The "$400 flagship" concept is dead
This article may contain personal views and opinion from the author.
About this very time last year, all of the mobile tech world was buzzing about a new type of phone: the so called "$400 flagship".
Every once in a while, a company would release a phone that would undercut all else in terms of price, but last year there was not one or two of them: a bunch of (mostly) newly-founded companies started selling phones with flagship grade hardware at an amazing price: $400. At the same time, the mainstream brands sold phones with similar hardware at $600 or more. It almost seemed like the end of expensive phones was nigh. Talk about "iPhone killers" and "flagship killers" intensified to the maximum.
One year later, there is far less talk about "$400 flagships". What happened? How did the booming category of the phone industry in 2016 come to a grinding halt just a year later?
We investigate the faith of the "$400 flagship" and look at how its poster children abandoned the idea, usually for one simple reason: profit.
How it all started...
The "$400 flagship" trend seemed to have a very early start somewhere along the times of the Nexus 4 back in 2012. Google launched this flagship-grade phone for just $300, undercutting iPhones and Galaxies by a huge margin. Then came the Nexus 5 and Nexus 5X, two phones that you could not buy at any major carrier yet two phones that turned iconic for their great software support and value for money. And then... silence. The Nexus 6 and Google Pixel ended the trend of affordable phones made by Google, as the company realized it would rather have the profit and make an all-out flagship.
But then, Chinese companies came along to fill in the gap. The poster child of the $400 flagship trend has got to be OnePlus. The company grew like a mushroom by selling super affordable phones: the original OnePlus One from 2014 sold for just $300 packing flagship-grade specs and it caused a small stir. It needed no big marketing budget: its amazing price was enough of an incentive to get people to talk about it. But it was hard to get and not long after came the OnePlus 2 for $330. Still a great deal, but a tad bit more expensive. And then, the big hit: the $400 OnePlus 3 with its refined design that could finally claim to be the "$400 flagship killer" with some credibility. At the time, the clumsy invitation model was gone and OnePlus became more than a niche company.

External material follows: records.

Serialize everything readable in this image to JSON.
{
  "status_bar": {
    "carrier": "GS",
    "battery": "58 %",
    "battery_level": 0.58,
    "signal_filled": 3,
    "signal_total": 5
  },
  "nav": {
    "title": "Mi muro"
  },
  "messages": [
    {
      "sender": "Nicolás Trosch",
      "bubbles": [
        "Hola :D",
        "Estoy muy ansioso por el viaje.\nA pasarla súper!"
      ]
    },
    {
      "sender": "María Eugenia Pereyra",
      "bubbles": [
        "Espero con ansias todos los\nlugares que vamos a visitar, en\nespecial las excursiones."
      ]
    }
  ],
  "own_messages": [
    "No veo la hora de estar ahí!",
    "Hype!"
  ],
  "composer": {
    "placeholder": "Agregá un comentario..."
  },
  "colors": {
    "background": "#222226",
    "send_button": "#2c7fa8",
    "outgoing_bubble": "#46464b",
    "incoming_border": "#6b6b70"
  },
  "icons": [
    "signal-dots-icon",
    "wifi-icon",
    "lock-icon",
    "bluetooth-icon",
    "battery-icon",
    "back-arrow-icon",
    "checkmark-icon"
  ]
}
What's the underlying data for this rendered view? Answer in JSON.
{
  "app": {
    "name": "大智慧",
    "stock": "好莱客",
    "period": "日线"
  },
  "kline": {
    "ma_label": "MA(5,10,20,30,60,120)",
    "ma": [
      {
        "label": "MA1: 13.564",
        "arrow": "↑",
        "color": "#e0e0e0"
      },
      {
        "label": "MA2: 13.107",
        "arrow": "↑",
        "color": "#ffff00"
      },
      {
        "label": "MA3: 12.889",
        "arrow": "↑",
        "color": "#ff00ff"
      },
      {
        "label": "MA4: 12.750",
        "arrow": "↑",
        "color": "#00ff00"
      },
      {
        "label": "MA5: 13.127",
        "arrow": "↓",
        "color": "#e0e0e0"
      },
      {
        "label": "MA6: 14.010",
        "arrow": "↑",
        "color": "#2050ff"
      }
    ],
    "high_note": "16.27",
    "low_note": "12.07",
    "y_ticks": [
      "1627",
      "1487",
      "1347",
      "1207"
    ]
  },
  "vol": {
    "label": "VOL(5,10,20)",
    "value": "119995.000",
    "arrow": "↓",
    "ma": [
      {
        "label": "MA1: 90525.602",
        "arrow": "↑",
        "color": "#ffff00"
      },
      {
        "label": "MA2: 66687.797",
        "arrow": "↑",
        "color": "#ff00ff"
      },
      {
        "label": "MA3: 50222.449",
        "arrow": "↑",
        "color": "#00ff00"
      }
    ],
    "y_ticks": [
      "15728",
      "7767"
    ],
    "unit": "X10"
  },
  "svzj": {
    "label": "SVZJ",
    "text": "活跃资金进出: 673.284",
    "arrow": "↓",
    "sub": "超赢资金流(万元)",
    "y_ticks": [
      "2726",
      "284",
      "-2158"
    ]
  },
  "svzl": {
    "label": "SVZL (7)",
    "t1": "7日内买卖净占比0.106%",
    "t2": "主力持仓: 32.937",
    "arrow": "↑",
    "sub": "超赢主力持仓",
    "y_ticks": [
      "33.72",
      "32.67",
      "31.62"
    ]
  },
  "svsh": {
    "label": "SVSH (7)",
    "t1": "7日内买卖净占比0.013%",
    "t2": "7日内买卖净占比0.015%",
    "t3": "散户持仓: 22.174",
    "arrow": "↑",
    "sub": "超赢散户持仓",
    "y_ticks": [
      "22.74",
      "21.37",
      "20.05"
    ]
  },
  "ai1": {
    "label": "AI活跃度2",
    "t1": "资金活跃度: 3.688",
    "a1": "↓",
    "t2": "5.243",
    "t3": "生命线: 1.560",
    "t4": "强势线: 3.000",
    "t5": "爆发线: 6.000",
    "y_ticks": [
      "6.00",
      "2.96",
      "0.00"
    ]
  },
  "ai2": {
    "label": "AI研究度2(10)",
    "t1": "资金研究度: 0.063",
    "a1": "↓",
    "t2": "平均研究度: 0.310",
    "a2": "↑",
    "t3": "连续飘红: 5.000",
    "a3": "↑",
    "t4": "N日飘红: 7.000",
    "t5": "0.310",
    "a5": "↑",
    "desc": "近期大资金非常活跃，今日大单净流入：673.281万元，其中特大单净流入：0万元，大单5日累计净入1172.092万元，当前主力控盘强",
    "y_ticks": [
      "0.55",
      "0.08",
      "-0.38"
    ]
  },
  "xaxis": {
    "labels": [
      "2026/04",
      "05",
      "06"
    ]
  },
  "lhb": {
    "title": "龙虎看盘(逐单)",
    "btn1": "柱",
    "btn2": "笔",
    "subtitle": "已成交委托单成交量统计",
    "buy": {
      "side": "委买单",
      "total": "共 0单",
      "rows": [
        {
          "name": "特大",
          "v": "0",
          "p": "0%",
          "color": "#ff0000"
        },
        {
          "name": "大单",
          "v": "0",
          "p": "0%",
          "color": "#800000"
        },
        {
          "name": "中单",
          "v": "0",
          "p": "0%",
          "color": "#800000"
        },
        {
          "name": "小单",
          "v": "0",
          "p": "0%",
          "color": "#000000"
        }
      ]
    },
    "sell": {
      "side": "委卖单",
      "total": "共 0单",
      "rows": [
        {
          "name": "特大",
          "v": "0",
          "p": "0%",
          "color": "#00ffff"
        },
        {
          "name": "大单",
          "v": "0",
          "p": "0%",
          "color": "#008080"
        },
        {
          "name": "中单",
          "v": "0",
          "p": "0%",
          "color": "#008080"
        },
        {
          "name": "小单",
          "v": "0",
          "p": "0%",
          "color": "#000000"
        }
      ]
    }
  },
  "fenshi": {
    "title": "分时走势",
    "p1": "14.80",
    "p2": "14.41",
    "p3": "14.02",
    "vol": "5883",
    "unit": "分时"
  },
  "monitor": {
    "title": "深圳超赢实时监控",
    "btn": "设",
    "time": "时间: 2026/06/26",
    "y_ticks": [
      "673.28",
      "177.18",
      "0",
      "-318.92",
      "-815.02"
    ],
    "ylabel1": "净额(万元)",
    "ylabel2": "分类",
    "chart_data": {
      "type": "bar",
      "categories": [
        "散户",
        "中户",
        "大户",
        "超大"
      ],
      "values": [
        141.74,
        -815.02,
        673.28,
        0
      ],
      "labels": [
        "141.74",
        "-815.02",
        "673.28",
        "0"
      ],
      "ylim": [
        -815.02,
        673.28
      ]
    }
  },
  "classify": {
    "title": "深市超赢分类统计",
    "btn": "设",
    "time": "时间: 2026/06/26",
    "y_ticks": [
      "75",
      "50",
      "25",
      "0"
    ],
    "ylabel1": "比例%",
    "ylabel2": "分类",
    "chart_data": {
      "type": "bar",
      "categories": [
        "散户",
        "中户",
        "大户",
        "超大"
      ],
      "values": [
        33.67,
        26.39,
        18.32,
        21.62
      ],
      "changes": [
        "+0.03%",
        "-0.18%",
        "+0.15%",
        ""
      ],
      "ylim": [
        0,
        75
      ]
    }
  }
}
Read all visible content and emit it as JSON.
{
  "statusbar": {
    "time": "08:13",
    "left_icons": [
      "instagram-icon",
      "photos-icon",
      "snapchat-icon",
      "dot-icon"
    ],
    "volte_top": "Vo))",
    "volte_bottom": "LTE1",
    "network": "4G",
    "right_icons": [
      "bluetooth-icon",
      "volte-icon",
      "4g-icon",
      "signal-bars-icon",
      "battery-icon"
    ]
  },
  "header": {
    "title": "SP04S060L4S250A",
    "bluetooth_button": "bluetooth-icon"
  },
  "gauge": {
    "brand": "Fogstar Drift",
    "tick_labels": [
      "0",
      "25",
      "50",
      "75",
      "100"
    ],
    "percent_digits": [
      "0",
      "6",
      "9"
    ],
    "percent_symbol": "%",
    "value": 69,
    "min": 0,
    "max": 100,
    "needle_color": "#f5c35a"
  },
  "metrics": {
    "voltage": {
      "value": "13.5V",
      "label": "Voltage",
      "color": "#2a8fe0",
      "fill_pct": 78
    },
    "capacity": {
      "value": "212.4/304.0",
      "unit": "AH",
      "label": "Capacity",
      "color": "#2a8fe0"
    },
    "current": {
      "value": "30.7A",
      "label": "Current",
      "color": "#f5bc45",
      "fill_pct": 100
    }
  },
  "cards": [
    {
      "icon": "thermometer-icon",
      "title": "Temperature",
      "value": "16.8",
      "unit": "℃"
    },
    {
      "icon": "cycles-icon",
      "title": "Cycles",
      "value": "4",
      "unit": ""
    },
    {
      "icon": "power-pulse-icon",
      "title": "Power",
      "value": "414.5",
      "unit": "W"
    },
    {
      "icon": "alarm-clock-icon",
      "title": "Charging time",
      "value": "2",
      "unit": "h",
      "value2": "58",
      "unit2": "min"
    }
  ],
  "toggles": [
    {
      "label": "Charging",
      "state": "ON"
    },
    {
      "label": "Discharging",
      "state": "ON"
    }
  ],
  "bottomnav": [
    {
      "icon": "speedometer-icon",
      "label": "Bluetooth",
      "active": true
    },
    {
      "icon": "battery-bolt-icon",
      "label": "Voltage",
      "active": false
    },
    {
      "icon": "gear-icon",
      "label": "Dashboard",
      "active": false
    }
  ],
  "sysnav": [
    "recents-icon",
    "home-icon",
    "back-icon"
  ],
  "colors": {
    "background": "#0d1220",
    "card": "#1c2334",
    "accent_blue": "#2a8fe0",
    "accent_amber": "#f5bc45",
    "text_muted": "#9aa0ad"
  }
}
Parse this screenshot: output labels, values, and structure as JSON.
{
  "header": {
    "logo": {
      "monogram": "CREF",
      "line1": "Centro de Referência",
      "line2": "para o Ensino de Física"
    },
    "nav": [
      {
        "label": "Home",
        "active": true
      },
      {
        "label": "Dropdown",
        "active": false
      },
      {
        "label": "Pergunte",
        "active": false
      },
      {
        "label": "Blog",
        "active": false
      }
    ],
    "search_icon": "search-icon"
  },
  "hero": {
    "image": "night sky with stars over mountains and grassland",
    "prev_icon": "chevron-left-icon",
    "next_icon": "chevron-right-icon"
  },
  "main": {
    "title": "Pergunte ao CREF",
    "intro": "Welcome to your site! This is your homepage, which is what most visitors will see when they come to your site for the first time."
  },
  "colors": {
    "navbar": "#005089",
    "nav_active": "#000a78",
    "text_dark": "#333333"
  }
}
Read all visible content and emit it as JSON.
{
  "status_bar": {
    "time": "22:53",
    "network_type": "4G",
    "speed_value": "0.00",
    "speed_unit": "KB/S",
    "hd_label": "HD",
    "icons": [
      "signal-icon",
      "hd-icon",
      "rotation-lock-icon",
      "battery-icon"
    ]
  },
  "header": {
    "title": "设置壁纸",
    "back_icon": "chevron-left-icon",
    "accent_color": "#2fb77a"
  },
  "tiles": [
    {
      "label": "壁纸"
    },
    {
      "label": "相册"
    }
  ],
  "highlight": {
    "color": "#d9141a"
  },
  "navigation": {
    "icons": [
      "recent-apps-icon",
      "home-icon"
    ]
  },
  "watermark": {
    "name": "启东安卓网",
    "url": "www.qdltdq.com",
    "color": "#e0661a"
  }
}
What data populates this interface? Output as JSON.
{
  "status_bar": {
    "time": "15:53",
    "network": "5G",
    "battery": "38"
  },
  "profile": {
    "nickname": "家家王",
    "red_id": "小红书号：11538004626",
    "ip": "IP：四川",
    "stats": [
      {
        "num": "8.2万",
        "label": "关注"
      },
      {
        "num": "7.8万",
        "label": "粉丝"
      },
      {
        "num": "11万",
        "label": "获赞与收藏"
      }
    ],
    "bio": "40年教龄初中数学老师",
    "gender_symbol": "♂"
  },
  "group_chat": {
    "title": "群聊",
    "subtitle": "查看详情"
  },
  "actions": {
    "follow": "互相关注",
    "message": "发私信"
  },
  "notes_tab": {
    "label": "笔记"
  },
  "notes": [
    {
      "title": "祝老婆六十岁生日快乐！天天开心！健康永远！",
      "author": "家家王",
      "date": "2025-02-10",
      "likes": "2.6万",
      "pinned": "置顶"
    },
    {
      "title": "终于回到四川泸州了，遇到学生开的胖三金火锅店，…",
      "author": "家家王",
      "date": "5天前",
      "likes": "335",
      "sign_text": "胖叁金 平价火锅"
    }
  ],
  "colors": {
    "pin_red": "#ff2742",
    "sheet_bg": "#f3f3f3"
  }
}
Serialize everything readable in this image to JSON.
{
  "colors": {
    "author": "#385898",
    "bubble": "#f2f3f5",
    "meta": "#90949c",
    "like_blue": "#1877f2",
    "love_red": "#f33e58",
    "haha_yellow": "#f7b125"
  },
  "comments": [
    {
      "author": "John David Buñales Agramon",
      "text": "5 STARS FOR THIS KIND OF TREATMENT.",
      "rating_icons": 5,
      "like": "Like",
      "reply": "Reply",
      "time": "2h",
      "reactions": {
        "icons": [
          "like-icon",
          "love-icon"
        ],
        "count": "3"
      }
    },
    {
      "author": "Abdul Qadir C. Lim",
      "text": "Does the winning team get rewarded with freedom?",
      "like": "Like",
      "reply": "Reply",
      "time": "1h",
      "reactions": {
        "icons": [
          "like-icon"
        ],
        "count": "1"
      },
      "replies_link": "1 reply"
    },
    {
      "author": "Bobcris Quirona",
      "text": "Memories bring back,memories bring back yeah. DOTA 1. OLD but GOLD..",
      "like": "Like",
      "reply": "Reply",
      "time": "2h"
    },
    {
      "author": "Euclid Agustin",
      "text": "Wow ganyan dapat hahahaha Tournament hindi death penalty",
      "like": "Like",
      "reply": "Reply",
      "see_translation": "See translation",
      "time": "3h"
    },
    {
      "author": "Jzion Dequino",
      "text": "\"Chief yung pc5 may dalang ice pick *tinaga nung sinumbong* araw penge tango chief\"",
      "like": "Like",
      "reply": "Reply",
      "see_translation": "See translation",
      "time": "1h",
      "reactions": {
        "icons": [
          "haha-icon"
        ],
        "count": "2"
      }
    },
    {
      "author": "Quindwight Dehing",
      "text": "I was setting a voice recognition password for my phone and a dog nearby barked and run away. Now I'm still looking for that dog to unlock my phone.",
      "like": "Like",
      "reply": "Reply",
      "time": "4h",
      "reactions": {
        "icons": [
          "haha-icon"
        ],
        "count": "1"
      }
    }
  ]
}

The boom of $400 flagships was in 2016
The year was 2016 and others started releasing a staggering amount of flagship-grade phones at the same $400 price: ZTE launched the Axon 7, a similarly well-specced phone for $400. Huawei launched its Honor brand with its hit product: the $400 Honor 8, an excellent phone for the money.
Meanwhile, Chinese company Xiaomi kept on releasing top-specced and well-designed phones for under $400 in China and India. The Xiaomi Mi 4 and the Xiaomi Mi 5 were two very popular such phones sold for amazing prices. Another Chinese giant, the Netflix of China, LeEco, entered the U.S. and global market with a bang of $400 flagship-grade phones.
It was the renaissance for great affordable phones
Start-ups like Nextbit with its Robin phone took a chance with a different design, an imaginative cloud-based storage model and more. Motorola launched the excellent $400 Moto X Pure.Even Apple noticed the new trend and launched the $400 iPhone SE, its cheapest iPhone ever.
And then it all suddenly stopped.
Falling from cloud number nine...
More than halfway into 2017, the $400 flagship category is no more.
The poster child of that revolution, OnePlus, has kept growing prices at a quick and steady rate and its latest OnePlus 5, the only phone that it sells, retails for $480, while in Europe and the rest of the world its prices are even higher at €500. It's still good value for the money, but it's nowhere near the deal it was a couple of years, and even one year ago. And it most certainly does not count as a "$400 flagship".
Worse off, the original "2016 flagship killer", the OnePlus 2 did not even receive a promised update to Android 7.0 Nougat, leaving a bunch of frustrated users.
OnePlus, the poster child of the '$400 flagship' movement, keeps raising prices. Image shows price evolution of OnePlus series, from OnePlus One (left) to OnePlus 5 (right). Image courtesy of Rozetked on YouTube.
ZTE never released a successor to the Axon 7, the Honor 8 is getting older and its successor is not available in the United States, and even the iPhone SE has only gotten more storage this year, but no proper upgrade to a newer chip, camera or other major enhancements.
Just a few months after its launch in North America, Chinese company LeEco shut down its operations, and is now facing serious financial troubles.
Nexus phones in their current Pixel reincarnation cost as much as an iPhone. And while Xiaomi still sells very affordable phones in Asia, it equips them with an ad-infested OS that has constant pop-ups and ads that ruin a lot of the experience that comes with its premium hardware.
Final words
The cold and brutal realities of business and profits have settled in. The idealistic world of companies that 'never settle' has been dismantled. And while there are more and more great phones sold for very affordable prices, they have neither the hardware, nor the camera or the features of a true flagship.
The $400 flagship craze was great while it lasted, but now it's over.